Institutional Ownership and Tail Risk Comovement in Banks

Published Online:https://doi.org/10.1287/mnsc.2023.02522

Recent regulatory discussions concentrate on the role institutional investors play in the financial sector. We investigate the determinants and consequences of institutional ownership (IO) in banks. Our findings suggest that institutional owners invest more in banks that have a lower proportion of consumer and real estate loans; are less opaque; have a lower level of insider control; are larger, older, and more capitalized; and have lower stock return volatility. In contrast, banks’ funding characteristics, loan risk appetite, and connectedness with other banks do not seem to be relevant factors in institutional investors’ decisions to hold a bank. We further investigate whether IO is related to tail risk comovement and changes in bank operations. We find robust evidence suggesting that IO is positively associated with a bank’s future tail risk and that the association between IO and tail risk is significantly higher for banks than it is for nonfinancial firms. We also find that this relationship is stronger for banks during economic downturns.

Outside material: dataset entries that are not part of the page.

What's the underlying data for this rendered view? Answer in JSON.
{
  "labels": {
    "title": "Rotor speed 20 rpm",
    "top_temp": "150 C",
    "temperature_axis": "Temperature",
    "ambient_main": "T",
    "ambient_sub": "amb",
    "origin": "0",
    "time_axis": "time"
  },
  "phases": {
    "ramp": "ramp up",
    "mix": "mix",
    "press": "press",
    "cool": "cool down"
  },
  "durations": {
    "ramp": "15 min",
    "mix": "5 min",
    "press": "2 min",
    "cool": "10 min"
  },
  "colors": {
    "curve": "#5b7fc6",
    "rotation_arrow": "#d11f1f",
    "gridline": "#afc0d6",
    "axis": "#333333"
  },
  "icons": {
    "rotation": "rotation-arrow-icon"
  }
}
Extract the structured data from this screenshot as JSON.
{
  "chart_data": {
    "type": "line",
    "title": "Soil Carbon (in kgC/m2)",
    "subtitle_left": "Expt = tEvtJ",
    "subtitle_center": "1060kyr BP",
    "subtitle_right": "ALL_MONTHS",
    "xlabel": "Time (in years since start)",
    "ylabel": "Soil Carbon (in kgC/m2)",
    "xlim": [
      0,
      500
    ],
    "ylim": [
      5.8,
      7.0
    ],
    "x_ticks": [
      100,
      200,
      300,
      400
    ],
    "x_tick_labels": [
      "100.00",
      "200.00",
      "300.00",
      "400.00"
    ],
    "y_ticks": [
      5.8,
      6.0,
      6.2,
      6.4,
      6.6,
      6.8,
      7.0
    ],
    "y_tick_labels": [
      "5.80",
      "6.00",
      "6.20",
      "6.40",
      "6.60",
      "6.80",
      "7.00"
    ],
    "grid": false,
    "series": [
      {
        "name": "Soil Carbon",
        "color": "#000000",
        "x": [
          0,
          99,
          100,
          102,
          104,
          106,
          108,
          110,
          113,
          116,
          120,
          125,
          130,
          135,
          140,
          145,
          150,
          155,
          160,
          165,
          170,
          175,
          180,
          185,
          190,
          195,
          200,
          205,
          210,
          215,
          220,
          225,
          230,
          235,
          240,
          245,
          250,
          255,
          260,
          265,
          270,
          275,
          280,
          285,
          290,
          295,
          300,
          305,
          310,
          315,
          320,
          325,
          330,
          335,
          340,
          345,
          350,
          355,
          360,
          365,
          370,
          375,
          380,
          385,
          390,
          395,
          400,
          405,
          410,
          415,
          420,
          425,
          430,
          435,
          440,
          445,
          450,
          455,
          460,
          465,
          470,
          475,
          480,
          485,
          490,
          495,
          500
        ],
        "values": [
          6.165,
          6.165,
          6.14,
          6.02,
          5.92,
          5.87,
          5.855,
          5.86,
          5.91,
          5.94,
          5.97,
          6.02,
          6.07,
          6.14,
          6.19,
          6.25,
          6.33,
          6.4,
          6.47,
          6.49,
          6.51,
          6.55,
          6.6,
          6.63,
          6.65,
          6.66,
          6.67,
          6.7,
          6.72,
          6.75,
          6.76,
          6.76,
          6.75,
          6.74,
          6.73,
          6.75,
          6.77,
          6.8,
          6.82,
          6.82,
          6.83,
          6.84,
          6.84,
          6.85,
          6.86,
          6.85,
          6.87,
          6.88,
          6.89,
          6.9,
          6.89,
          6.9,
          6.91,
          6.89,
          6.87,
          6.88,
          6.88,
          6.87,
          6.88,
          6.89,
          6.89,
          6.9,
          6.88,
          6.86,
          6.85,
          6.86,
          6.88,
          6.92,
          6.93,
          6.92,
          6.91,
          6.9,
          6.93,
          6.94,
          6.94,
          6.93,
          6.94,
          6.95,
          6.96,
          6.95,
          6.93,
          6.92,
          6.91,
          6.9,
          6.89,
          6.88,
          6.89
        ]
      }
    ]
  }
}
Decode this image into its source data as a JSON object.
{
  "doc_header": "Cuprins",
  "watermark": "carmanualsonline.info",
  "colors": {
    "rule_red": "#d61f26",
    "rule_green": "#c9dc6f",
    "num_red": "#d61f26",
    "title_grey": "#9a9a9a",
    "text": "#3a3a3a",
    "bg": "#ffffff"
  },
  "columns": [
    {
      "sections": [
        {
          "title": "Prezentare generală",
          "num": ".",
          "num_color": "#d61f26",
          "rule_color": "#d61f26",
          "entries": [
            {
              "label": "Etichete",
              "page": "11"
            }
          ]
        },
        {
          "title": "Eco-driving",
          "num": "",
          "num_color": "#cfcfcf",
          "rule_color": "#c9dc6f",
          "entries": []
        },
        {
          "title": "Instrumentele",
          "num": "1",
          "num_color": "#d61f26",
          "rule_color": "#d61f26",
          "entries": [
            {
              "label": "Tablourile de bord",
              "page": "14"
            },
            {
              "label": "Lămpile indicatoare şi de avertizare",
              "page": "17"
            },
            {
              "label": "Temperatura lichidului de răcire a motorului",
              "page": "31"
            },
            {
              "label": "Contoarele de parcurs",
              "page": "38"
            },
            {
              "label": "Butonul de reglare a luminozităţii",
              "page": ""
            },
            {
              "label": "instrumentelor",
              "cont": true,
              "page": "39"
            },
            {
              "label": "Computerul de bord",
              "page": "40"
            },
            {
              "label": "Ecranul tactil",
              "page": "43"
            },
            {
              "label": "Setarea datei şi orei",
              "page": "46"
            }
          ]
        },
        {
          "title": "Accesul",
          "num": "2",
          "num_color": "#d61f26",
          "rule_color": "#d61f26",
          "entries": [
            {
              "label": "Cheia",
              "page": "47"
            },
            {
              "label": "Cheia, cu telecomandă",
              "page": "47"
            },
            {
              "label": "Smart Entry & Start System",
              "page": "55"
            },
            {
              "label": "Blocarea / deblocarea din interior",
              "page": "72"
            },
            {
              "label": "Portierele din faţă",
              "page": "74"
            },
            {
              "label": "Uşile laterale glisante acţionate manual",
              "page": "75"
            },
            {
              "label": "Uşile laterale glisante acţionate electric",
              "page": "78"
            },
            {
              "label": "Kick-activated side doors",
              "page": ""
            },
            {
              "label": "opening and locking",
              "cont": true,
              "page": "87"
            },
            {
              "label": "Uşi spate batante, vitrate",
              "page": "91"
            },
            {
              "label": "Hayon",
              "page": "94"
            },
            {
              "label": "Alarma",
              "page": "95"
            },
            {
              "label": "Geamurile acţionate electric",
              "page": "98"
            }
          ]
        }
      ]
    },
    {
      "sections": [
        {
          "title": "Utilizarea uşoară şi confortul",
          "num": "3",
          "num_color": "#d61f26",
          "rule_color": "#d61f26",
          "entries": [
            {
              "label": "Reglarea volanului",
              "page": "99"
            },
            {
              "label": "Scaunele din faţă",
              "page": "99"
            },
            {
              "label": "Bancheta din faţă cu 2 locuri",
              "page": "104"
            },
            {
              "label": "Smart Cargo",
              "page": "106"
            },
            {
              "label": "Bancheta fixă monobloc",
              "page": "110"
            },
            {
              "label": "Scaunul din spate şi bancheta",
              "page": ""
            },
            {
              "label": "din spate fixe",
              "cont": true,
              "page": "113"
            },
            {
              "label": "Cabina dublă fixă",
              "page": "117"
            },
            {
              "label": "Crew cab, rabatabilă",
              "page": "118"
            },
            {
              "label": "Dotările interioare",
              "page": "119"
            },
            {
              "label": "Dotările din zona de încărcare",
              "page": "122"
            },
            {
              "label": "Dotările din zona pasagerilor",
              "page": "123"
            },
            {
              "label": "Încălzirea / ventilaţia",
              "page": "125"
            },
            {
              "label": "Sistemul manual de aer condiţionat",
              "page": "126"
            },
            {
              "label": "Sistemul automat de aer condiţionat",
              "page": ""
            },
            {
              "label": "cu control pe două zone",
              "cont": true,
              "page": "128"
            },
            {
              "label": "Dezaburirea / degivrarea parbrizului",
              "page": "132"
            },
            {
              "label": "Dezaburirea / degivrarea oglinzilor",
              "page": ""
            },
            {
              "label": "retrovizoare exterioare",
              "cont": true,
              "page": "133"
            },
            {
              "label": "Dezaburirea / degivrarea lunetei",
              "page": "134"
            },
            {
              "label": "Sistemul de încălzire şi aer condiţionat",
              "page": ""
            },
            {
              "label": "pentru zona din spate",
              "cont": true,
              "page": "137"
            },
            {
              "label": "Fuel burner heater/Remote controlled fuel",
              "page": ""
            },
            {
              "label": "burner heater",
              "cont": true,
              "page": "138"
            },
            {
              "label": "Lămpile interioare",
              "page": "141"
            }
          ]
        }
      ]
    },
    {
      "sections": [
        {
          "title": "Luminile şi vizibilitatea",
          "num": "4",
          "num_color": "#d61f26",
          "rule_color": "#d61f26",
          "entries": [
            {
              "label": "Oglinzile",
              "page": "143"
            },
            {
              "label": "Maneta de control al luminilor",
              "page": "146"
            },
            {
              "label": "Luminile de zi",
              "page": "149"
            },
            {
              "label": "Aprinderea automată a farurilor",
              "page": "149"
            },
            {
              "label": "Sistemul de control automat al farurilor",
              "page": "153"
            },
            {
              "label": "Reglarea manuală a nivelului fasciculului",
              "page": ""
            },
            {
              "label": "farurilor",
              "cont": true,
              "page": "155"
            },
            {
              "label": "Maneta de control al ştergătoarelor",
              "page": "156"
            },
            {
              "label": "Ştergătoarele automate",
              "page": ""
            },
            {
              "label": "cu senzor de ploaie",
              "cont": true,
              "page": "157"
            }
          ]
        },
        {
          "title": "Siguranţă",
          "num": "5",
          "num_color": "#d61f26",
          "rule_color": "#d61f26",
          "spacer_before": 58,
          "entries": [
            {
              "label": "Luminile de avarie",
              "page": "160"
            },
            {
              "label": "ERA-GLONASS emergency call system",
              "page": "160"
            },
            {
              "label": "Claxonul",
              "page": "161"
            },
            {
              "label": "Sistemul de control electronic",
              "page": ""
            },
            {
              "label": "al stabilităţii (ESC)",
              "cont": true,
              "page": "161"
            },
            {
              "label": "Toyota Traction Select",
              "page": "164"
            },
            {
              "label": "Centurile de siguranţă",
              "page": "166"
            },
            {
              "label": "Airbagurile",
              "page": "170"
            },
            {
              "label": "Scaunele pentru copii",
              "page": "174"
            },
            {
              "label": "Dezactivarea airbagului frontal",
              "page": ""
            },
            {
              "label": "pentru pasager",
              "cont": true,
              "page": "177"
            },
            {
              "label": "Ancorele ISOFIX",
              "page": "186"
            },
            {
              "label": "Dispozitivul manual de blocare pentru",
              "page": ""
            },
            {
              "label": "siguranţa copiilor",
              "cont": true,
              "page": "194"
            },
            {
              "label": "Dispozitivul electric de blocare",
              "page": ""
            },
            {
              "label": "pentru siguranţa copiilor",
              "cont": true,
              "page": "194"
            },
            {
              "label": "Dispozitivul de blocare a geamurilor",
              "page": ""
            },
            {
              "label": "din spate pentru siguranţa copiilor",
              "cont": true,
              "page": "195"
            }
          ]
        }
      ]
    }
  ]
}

Correspondingly, we find that there is a greater reduction in lending growth and greater increases in opacity and risk taking during recessionary periods for banks with higher levels of IO. Our results suggest that institutions with low monitoring incentives in particular play a role in increasing tail risk comovement and in the deleterious real effects of IO. Lastly, we find evidence suggesting that disclosure may play a role in mitigating the relationship between IO and tail risk comovement.

This paper was accepted by Eric So, accounting.